The main issue is that probability doesn't work like you think it does. Here's an example. Say we bought stocks 10 times. Then there are multiple ways in which I can have a 50 percent success rate. For instance, I might lose 5 times in a row, then gain 5 times. I might gain 5 times then lose 5 times. I might have some mixture. Furthermore, probability doesn't work like this anyway! With only 10 trades I might just lose on all of them and run out of money. Probabilities only work when the numbers are "large", so you'd have to be able to make a lot of trades before your 50 percent average works, and you'd have to make those trades without running out of money.
Furthermore, I don't accept your claim that your wealth will be unbounded even with infinite time. This is where the magnitude of the loss matters. You might, for instance, always gain 50 dollars and then always lose it with your next stock purchase. Similarly, you might be right 50 percent of the time in that you make a positive return but, when you're wrong about getting a positive return you lose much more.
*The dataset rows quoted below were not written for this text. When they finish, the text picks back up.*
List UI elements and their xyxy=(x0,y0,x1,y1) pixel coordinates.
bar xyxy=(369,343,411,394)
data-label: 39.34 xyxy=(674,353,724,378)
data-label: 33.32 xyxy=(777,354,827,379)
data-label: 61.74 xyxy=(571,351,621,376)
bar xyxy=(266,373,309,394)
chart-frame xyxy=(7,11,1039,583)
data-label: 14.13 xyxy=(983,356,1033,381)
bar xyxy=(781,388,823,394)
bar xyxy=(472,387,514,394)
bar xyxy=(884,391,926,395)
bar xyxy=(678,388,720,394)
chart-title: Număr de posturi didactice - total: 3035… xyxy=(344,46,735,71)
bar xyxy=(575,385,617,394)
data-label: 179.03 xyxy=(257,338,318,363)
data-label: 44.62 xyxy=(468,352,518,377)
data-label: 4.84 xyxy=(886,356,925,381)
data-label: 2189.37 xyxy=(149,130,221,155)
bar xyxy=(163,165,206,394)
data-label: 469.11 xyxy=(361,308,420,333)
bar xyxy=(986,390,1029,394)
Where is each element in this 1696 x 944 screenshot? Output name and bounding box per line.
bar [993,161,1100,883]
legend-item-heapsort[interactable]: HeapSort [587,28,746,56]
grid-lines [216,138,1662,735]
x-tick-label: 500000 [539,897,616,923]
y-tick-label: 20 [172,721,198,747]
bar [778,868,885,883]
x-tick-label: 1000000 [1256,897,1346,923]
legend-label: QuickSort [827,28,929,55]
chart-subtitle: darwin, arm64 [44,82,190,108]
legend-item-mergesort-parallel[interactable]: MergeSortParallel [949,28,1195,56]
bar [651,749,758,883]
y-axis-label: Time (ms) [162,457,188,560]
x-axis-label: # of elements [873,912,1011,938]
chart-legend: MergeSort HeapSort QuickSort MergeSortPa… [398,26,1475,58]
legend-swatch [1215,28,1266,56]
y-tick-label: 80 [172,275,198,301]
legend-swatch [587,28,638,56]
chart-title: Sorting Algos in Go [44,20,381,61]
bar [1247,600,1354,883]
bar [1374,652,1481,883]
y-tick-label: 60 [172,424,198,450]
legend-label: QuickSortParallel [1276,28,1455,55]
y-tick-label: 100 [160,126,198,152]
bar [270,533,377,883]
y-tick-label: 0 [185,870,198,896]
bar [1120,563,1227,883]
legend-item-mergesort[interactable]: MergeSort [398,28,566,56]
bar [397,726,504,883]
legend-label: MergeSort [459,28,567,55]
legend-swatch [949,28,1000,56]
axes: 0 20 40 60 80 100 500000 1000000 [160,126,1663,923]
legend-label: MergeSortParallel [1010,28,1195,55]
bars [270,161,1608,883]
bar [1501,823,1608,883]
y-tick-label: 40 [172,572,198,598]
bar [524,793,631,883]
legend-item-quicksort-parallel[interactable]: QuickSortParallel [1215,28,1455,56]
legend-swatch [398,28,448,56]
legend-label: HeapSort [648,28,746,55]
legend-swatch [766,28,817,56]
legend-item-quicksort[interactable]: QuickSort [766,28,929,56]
To answer the original question, though, all you're looking for is an "unstable" dynamical system. The simplest one that (vaguely) captures what you want is this:
Presume that, on average, I will have a 2 percent return on my money for every transaction. This is an aggregate amount. That is, I might lose money on some trades, but on others I make back the loss and then some. When that's happening I can treat my trades as always giving me 2 percent. Let $M_{k+1}$ be the amount of money I have when I complete trade $k+1$, and assume I go all or nothing - I put all my money into my next trade. The modification for when that isn't true isn't really important or difficult here. Then:
$M_{k+1} = 1.02M_k$
is the dynamical system. However, your original premise needs some work!